Les bateleurs - Famille de saltimbanques -, Paris 1905, Huile sur toile 212,8 x 229,6 cm, National Gallery of Art, Washington
Rainer Maria Rilke (1875-1926) passa l'été 1915 à Munich, dans la maison de Herta Koenig à qui appartenait alors la peinture de Picasso La famille de saltimbanques. Quatre mois durant, Rilke travailla en compagnie de ce "superbe Picasso" dont il se fit même le "gardien". C'est cette oeuvre qui inspira à l'écrivain sa Cinquième élégie de Duino (achevée en 1922), considérée comme l'une des plus grande contribution à la poésie allemande du XXe siècle.
Note accompagnant la planche 13 relative à ce tableau, in Picasso, Les chefs-d'oeuvre de la Période rose, Quarante tableaux, Texte de Hélène Seckel, Bibliothèque visuelle, Schirmer / Mosel, 1992.
Rainer Maria Rilke
La cinquième élégie de Duino
*
Dédiée à Madame Herta Koenig
Mais les Errants, dis-moi, qui sont-ils, ces voyageurs
fugaces un peu plus que nous-mêmes encore, hâtés, pressés,
précipités très tôt -- pour qui, mais par amour pour qui
-- poignés.
par une volonté satisfaite jamais ? Poignés par elle cependant,
ployés, liés et projetés par elle
et lancés et repris ; comme si l'air était d'huile,
et plus lisse et poli, d'où ils glissent
pour revenir sur le tapis usé, rongé
par leur élan perpétuel ; -- ce tapis,
perdu dans l'univers :
tel un emplâtre posé là, comme si le ciel des banlieues
y avait fait mal à la terre.
Et à peine est-il là, posé,
voici qu'alors s'érige et aussitôt se manifeste, debout :
la grande majuscule de la présence, là...., et aussitôt aussi
les entraîne à nouveau, ces hommes les plus forts, les faire
rouler encore
comme par jeu, la poigne qui revient toujours,
tel Auguste le Fort, à table,
avec une assiette d'étain.
Ah ! ce coeur et autour :
la rose de la contemplation !
qui fleurit et s'effeuille.
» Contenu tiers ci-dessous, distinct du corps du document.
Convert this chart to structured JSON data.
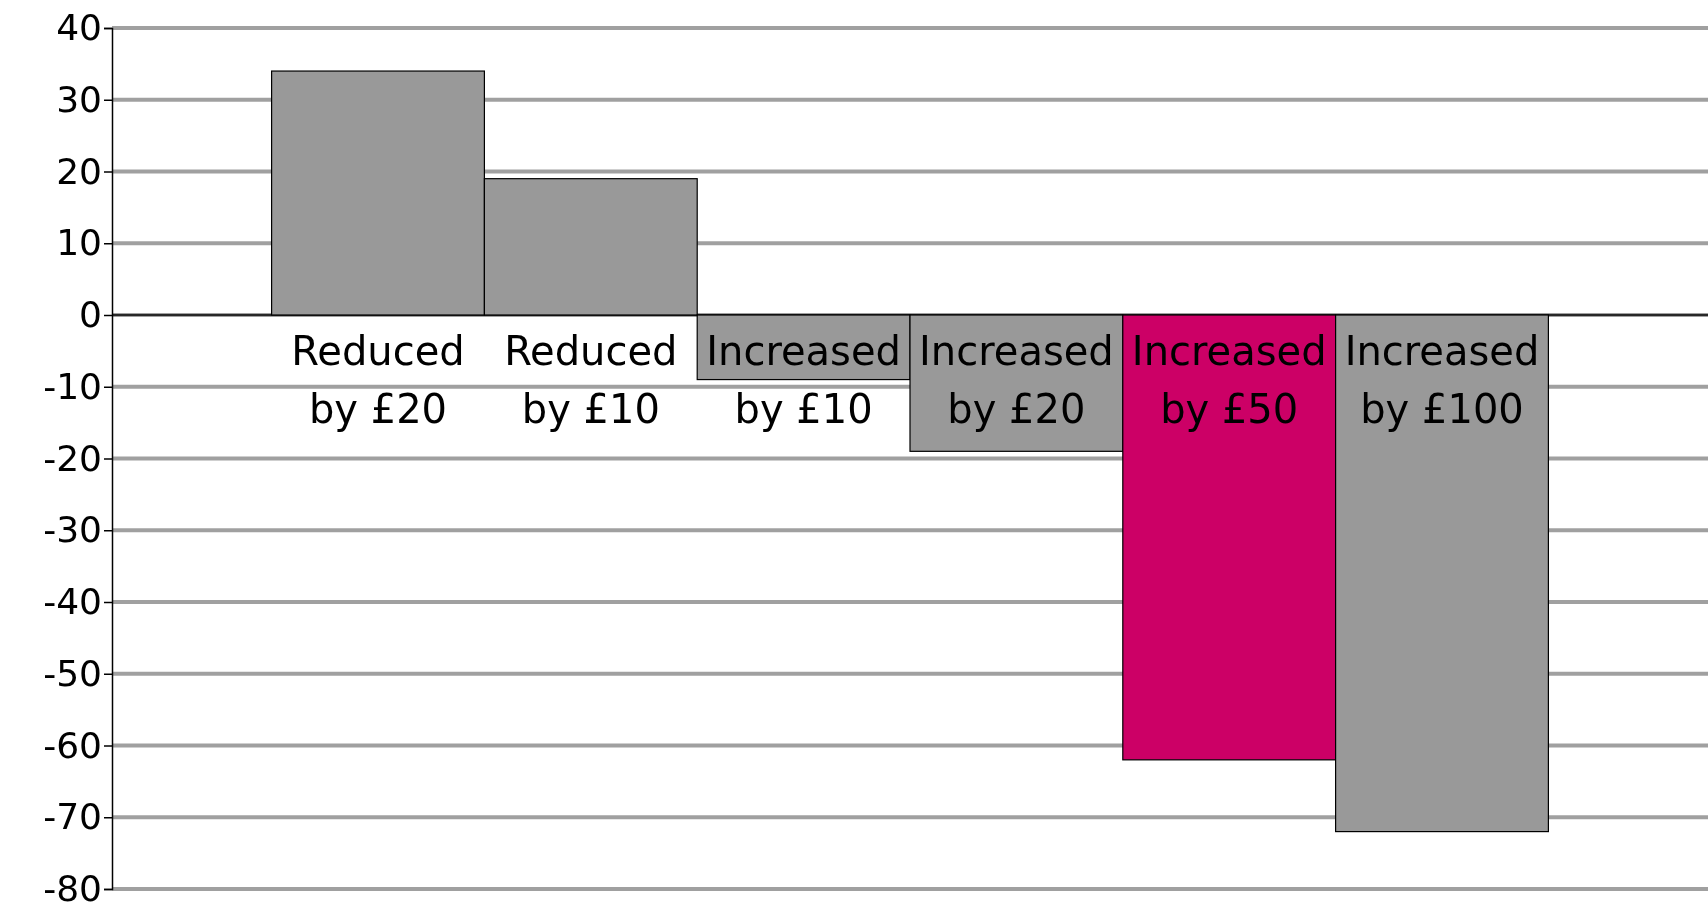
{
  "chart_data": {
    "type": "bar",
    "categories": [
      "Reduced by £20",
      "Reduced by £10",
      "Increased by £10",
      "Increased by £20",
      "Increased by £50",
      "Increased by £100"
    ],
    "values": [
      34,
      19,
      -9,
      -19,
      -62,
      -72
    ],
    "colors": [
      "#999999",
      "#999999",
      "#999999",
      "#999999",
      "#cc0066",
      "#999999"
    ],
    "ylim": [
      -80,
      40
    ],
    "yticks": [
      -80,
      -70,
      -60,
      -50,
      -40,
      -30,
      -20,
      -10,
      0,
      10,
      20,
      30,
      40
    ],
    "grid": "y"
  }
}
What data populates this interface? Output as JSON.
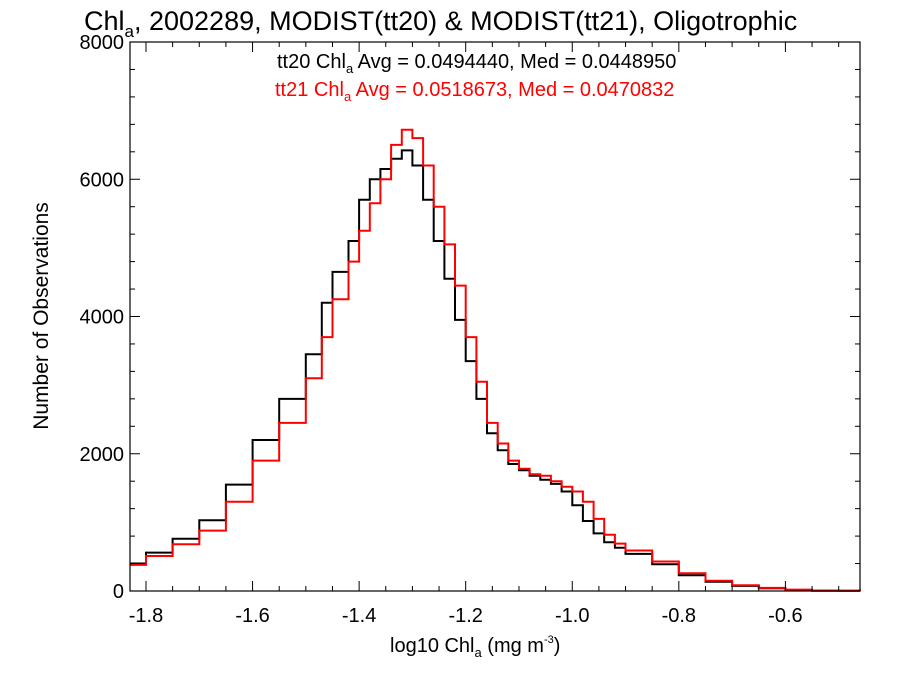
{
  "chart_data": {
    "type": "line",
    "step": true,
    "title": {
      "pre": "Chl",
      "sub": "a",
      "post": ", 2002289, MODIST(tt20) & MODIST(tt21), Oligotrophic"
    },
    "xlabel": {
      "pre": "log10 Chl",
      "sub": "a",
      "mid": " (mg m",
      "sup": "-3",
      "post": ")"
    },
    "ylabel": "Number of Observations",
    "xlim": [
      -1.83,
      -0.46
    ],
    "ylim": [
      0,
      8000
    ],
    "xticks": [
      "-1.8",
      "-1.6",
      "-1.4",
      "-1.2",
      "-1.0",
      "-0.8",
      "-0.6"
    ],
    "xtick_values": [
      -1.8,
      -1.6,
      -1.4,
      -1.2,
      -1.0,
      -0.8,
      -0.6
    ],
    "yticks": [
      "0",
      "2000",
      "4000",
      "6000",
      "8000"
    ],
    "ytick_values": [
      0,
      2000,
      4000,
      6000,
      8000
    ],
    "annotations": [
      {
        "pre": "tt20 Chl",
        "sub": "a",
        "post": " Avg = 0.0494440, Med = 0.0448950",
        "color": "#000000"
      },
      {
        "pre": "tt21 Chl",
        "sub": "a",
        "post": " Avg = 0.0518673, Med = 0.0470832",
        "color": "#ff0000"
      }
    ],
    "series": [
      {
        "color": "#000000",
        "x": [
          -1.83,
          -1.8,
          -1.75,
          -1.7,
          -1.65,
          -1.6,
          -1.55,
          -1.5,
          -1.47,
          -1.45,
          -1.42,
          -1.4,
          -1.38,
          -1.36,
          -1.34,
          -1.32,
          -1.3,
          -1.28,
          -1.26,
          -1.24,
          -1.22,
          -1.2,
          -1.18,
          -1.16,
          -1.14,
          -1.12,
          -1.1,
          -1.08,
          -1.06,
          -1.04,
          -1.02,
          -1.0,
          -0.98,
          -0.96,
          -0.94,
          -0.92,
          -0.9,
          -0.85,
          -0.8,
          -0.75,
          -0.7,
          -0.65,
          -0.6,
          -0.55,
          -0.5,
          -0.46
        ],
        "y": [
          400,
          560,
          760,
          1030,
          1550,
          2200,
          2800,
          3450,
          4200,
          4650,
          5100,
          5700,
          6000,
          6150,
          6300,
          6420,
          6200,
          5700,
          5100,
          4550,
          3950,
          3350,
          2800,
          2300,
          2050,
          1850,
          1760,
          1680,
          1620,
          1560,
          1450,
          1250,
          1020,
          840,
          710,
          630,
          540,
          390,
          230,
          135,
          75,
          40,
          15,
          5,
          3,
          0
        ]
      },
      {
        "color": "#ff0000",
        "x": [
          -1.83,
          -1.8,
          -1.75,
          -1.7,
          -1.65,
          -1.6,
          -1.55,
          -1.5,
          -1.47,
          -1.45,
          -1.42,
          -1.4,
          -1.38,
          -1.36,
          -1.34,
          -1.32,
          -1.3,
          -1.28,
          -1.26,
          -1.24,
          -1.22,
          -1.2,
          -1.18,
          -1.16,
          -1.14,
          -1.12,
          -1.1,
          -1.08,
          -1.06,
          -1.04,
          -1.02,
          -1.0,
          -0.98,
          -0.96,
          -0.94,
          -0.92,
          -0.9,
          -0.85,
          -0.8,
          -0.75,
          -0.7,
          -0.65,
          -0.6,
          -0.55,
          -0.5,
          -0.46
        ],
        "y": [
          380,
          510,
          680,
          880,
          1300,
          1900,
          2450,
          3100,
          3700,
          4250,
          4800,
          5250,
          5650,
          6000,
          6500,
          6720,
          6600,
          6200,
          5600,
          5050,
          4450,
          3700,
          3050,
          2450,
          2150,
          1900,
          1780,
          1700,
          1680,
          1600,
          1520,
          1450,
          1300,
          1050,
          820,
          690,
          590,
          430,
          260,
          150,
          85,
          45,
          20,
          8,
          3,
          0
        ]
      }
    ]
  }
}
Autour
de ce pilier -- c'est le pistil -- par son propre pollen
touché, et que le déplaisir féconde,
sans qu'il le sache jamais, en un nouveau fruit d'illusion :
le déplaisir, sa surface ténue en plein éclat
et qui a l'air de doucement sourire.
Et là, ridé, flétri, c'est le chef de famille,
le vieux, qui maintenant ne fait plus rien que battre le
tambour ;
il est tout engoncé dans sa peau formidable, comme si
autrefois, elle avait contenu deux hommes
dont l'un serait déjà gisant au cimetière, tandis que l'autre
ici, lui survivrait, sourd et parfois un peu
perdu dans sa peau veuve.
Le plus jeune, par contre, est homme fait
comme s'il était le fils d'un cou et d'une nonne : gonflé, tendu
tout entier de muscle et de simplicité.
Et vous,
oh ! dont une souffrance, encore enfant alors,
s'amusa comme d'un jouet en l'une
de ses longues convalescences...
Et toi, dans une chute
telle que seuls en connaissent les fruits, toi qui journellement,
et sans avoir mûri, cent fois tombes de l'arbre
érigé par le mouvement d'eux tous (et qui, plus rapide que l'eau,
connaît en un instant : printemps, été, automne)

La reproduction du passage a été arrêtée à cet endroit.